By TBY | UAE | Sep 14, 2017
As revenue from fossil fuels has become less and less reliable, the country’s leadership has orchestrated a carefully planned pivot away from the energy economy, and key to this is […]
As revenue from fossil fuels has become less and less reliable, the country’s leadership has orchestrated a carefully planned pivot away from the energy economy, and key to this is the development of a strong and durable industrial sector. Industrial development has historically been the cornerstone of any emerging economy including fellow oil producers Malaysia and Mexico, and the UAE will be no exception. Thus, the rise of the Emirates as a global commerce hub hinges in part on the country’s industrial plan and its ability to support the growth of small manufacturers into major players in the economy.
As detailed in the UAE’s Vision 2021, and in Abu Dhabi’s Economic Vision 2030, there is a standing goal of reducing the contributions of oil and gas to 20% from its current level of 30%. More specifically, Abu Dhabi aims to elevate the share of its non-oil private sector to 40% of GDP by 2030, against the current level of 27%. This private-sector growth is most feasible in the manufacturing and industry sector. On this front, the Ministry of Economy expects to nearly double the manufacturing base of the UAE to 20% by 2021, and then raise it further to 25% by 2025. Within the Emirate of Abu Dhabi, however, the manufacturing base trails at around 5%, with the Department of Economic Development highlighting its intentions to double the sector to 10% in the long run.
Commenting on the drive for industrialization, Director General of Abu Dhabi’s Industrial Development Bureau Ayman Al Makawi said, “The 2016-20 strategy will be all about enabling the private sector, about linking the larger industries with the smaller and medium-sized companies.“ Makawi is shrewd to put faith in the UAE’s SME sector. Globally, SMEs fail at a rate of 80%, with only 20% of businesses surviving. However, the UAE’s failure rate is far lower, with the success rate hovering between 25 and 30%.
With the support of several initiatives and agencies, the success rate for such enterprises may rise to as much as 50%, high above the international benchmark. Initiatives such as the Khalifa Fund for Enterprise Development and the National Programme for SMEs help to provide a framework for the SME sector to thrive, incentivize entrepreneurship, and offer technical support and training to businesses after they have launched, helping them to blossom into larger industrial entities.
Government support also comes from the National Industrial Coordination Council and the Industrial Development Bureau of Abu Dhabi, which seek to steer a bulk of the UAE’s economic growth toward the industrial sector. One key achievement of these organizations has been a law allowing for 100% ownership of businesses in industry and manufacturing to foreign nationals, bolstering FDI in the sector.
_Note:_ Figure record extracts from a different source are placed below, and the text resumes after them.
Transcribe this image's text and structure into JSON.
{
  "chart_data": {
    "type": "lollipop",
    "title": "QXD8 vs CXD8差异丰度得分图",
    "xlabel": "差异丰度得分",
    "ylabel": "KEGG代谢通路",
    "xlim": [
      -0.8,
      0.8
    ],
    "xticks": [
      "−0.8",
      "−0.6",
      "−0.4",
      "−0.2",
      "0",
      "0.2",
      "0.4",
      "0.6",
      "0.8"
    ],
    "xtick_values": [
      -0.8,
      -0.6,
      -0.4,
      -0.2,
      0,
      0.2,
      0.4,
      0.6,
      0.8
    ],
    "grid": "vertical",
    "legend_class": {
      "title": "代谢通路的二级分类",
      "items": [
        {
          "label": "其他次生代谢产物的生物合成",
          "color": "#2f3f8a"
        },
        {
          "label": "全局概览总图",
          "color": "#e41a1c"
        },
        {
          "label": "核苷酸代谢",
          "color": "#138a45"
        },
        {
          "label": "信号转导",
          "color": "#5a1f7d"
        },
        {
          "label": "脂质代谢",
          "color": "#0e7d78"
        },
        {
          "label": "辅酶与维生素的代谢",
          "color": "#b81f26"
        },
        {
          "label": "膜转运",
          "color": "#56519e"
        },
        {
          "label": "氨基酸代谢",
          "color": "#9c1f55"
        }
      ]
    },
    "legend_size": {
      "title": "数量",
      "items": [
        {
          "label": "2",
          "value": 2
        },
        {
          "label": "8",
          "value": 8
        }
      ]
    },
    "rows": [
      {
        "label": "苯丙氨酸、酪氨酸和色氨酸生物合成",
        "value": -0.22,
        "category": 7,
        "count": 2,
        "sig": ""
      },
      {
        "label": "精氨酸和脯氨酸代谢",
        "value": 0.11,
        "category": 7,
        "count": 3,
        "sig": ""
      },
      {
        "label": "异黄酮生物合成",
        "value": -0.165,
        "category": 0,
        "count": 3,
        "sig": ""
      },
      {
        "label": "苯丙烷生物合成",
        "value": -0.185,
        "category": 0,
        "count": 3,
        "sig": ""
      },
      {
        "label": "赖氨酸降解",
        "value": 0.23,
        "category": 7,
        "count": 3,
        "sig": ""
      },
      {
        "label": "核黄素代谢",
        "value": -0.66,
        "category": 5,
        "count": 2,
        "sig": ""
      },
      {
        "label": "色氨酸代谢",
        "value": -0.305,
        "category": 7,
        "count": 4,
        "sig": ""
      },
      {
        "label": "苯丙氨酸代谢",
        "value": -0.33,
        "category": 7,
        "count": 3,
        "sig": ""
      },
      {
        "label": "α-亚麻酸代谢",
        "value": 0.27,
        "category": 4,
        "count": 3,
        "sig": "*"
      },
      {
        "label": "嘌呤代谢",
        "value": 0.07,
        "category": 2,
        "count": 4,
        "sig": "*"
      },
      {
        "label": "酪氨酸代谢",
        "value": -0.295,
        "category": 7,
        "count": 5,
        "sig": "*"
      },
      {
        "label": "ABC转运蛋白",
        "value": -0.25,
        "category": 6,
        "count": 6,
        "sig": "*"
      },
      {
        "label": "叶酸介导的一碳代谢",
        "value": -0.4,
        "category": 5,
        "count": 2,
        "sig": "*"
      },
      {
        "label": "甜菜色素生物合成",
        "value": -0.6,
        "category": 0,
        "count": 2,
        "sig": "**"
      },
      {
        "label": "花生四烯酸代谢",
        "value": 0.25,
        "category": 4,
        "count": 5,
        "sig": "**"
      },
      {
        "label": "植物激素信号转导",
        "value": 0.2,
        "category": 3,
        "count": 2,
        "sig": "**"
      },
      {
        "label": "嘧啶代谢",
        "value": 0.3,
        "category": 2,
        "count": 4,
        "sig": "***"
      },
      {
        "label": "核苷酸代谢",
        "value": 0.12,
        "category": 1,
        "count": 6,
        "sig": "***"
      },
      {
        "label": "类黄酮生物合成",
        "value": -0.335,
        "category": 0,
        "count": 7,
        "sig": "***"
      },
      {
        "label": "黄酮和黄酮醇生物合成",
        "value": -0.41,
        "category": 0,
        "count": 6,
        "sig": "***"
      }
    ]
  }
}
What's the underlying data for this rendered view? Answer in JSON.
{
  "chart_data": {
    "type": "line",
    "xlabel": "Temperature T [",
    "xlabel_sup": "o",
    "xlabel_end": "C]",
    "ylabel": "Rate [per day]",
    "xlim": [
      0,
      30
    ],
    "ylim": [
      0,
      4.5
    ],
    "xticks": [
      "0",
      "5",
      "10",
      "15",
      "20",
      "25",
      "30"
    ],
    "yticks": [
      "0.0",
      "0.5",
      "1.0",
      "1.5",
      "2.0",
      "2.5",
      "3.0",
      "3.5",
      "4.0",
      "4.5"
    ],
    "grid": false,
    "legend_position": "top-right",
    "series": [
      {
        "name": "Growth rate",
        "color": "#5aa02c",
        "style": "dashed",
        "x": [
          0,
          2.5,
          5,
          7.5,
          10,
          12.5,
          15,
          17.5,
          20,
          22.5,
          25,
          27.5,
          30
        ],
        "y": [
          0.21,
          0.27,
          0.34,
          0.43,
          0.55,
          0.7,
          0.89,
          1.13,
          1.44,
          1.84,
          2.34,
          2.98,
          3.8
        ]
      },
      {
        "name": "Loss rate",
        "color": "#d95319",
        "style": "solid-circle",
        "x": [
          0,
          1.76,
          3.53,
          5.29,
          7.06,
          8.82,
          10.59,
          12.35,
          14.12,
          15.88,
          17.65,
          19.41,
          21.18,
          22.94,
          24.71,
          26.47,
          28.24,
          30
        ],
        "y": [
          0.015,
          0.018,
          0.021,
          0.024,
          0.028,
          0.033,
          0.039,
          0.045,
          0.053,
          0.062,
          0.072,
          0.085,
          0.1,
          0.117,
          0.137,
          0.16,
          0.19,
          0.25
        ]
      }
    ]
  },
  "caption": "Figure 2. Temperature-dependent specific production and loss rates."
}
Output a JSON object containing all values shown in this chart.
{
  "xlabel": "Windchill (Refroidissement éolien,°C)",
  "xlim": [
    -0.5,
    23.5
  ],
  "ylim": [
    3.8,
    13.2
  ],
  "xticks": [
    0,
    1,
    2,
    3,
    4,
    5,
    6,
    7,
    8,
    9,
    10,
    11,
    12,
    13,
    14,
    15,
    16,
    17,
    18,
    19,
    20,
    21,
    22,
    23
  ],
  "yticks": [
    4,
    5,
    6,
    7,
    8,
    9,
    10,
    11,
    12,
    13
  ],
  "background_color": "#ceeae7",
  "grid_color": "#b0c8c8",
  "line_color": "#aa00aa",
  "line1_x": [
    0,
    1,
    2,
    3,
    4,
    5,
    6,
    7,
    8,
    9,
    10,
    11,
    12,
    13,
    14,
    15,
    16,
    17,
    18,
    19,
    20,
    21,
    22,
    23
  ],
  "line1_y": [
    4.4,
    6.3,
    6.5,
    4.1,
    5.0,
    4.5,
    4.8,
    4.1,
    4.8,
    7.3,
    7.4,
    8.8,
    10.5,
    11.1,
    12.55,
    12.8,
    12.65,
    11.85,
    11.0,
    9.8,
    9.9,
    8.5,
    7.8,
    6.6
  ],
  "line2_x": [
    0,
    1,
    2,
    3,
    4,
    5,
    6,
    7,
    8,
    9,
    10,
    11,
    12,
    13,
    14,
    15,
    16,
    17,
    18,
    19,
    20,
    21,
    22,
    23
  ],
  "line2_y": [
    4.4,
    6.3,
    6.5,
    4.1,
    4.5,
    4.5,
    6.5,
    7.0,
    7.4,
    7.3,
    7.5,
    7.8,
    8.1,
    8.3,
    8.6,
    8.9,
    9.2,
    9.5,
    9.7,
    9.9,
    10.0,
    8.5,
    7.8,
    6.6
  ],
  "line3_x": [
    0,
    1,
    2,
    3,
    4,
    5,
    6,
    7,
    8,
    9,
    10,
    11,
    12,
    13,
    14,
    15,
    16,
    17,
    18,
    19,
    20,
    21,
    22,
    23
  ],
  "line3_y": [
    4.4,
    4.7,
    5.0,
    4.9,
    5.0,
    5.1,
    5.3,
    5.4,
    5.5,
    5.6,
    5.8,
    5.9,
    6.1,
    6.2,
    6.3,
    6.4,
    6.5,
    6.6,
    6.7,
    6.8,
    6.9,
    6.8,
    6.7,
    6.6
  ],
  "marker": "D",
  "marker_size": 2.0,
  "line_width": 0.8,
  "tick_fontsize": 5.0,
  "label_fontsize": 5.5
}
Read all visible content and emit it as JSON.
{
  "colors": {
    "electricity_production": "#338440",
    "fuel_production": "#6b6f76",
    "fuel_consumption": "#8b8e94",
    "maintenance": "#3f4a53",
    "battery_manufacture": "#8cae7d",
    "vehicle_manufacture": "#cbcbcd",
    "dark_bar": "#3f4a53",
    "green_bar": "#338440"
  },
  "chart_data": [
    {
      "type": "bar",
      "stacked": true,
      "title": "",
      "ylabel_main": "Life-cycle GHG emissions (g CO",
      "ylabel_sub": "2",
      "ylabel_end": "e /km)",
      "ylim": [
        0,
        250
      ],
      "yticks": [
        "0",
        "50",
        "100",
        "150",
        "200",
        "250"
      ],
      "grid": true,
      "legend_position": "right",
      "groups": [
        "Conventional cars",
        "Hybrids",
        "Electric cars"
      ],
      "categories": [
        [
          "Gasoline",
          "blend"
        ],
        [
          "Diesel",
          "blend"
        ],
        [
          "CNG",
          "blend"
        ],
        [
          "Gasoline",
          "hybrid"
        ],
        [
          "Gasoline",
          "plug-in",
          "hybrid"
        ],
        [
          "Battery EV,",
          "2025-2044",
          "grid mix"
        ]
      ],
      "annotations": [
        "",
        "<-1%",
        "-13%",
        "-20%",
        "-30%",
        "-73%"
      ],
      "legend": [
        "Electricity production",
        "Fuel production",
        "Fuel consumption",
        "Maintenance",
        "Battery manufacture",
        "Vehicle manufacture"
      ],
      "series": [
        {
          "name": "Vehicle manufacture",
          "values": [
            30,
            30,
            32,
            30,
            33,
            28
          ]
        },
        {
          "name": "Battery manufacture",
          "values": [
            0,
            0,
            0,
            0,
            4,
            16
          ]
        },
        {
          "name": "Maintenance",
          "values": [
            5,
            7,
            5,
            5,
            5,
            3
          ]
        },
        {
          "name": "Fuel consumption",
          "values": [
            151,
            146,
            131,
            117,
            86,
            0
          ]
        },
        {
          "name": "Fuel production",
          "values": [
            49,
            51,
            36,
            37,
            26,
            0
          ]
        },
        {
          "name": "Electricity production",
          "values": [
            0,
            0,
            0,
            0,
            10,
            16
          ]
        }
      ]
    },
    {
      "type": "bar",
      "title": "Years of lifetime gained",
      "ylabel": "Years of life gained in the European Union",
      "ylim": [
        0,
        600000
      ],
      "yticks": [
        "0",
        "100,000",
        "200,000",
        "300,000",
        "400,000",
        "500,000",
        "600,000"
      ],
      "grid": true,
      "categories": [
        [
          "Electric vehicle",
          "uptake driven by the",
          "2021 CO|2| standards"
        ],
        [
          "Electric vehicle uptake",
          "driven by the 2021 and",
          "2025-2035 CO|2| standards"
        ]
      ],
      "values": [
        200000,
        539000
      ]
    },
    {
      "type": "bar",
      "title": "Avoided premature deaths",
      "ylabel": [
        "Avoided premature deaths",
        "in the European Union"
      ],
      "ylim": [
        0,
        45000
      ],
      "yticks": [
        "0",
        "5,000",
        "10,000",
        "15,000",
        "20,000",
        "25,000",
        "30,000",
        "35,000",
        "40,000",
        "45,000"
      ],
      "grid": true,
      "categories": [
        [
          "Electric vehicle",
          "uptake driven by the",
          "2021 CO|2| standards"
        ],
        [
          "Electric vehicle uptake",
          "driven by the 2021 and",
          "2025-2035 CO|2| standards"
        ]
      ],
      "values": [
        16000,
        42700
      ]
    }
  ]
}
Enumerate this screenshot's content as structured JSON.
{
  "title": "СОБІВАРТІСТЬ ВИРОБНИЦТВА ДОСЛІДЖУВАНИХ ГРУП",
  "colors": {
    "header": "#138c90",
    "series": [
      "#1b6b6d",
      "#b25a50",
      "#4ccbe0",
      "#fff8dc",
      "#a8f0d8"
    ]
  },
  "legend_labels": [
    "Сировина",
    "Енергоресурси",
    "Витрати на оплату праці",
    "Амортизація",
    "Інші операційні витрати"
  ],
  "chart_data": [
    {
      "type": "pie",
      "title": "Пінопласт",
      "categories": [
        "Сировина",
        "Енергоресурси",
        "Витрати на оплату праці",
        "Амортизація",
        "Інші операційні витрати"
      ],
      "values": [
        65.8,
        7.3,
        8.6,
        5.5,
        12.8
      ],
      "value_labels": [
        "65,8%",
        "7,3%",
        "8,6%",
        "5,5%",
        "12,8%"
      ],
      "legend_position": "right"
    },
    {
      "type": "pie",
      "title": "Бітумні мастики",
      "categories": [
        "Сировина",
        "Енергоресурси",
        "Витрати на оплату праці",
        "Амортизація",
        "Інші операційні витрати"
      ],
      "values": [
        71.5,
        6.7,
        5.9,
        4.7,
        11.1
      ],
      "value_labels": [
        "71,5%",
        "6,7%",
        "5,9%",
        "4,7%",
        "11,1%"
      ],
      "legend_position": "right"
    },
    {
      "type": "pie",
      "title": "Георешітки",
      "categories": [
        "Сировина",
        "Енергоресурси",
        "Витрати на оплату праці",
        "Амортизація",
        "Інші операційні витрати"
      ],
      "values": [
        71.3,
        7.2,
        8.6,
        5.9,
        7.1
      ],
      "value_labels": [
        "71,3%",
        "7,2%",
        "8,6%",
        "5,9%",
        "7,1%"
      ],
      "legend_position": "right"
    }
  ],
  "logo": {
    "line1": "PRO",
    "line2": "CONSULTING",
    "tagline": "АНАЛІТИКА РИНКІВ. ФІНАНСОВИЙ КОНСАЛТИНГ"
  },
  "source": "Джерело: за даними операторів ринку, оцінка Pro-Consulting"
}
These types of initiatives are critical, as industrial development is noted to be the most difficult area for SMEs to emerge. Entrepreneurship in manufacturing is relatively risky, requiring huge capital investments. However, it is also the sector that has the best opportunity for contributing to local growth. Manufacturing goods are more likely to use local resources, and are more likely to be exported compared to other sectors. Conversely, trade sectors bring in goods from foreign markets and move cash outside of the UAE. Because of this, manufacturing has a powerful multiplier effect; for every USD1 million of development in manufacturing, USD1.3 million is added to the economy.
To showcase the vision for industrialization and to facilitate the development of SMEs into major players in the manufacturing industry, the UAE hosted the Global Manufacturing and Industrialization Summit on March 30, 2017. The summit was a joint effort by the UAE Ministry of Economy and the United Nations Industrial Development Organization (UNIDO). This was the first global gathering of manufacturing industry leaders and SMEs, and was hosted under the patronage of HH Sheikh Mohammed bin Zayed Al Nahyan, Crown Prince of Abu Dhabi. The goal of the summit was to connect the industry’s decision-makers, creating a forum for sharing best-practices in industrialization, while backing the local vision for technology and innovation in manufacturing.
The World Industrial Summit did more than launch a platform for collaboration between small and large industrial businesses. It was also a signal to the world that the Emirates will not settle for nominal diversification. Instead, it is positioned to propel itself to the forefront as a regional leader in industry, transforming a sector that had lagged behind for decades. Bringing the UAE’s industry to the core of its economy is no small order.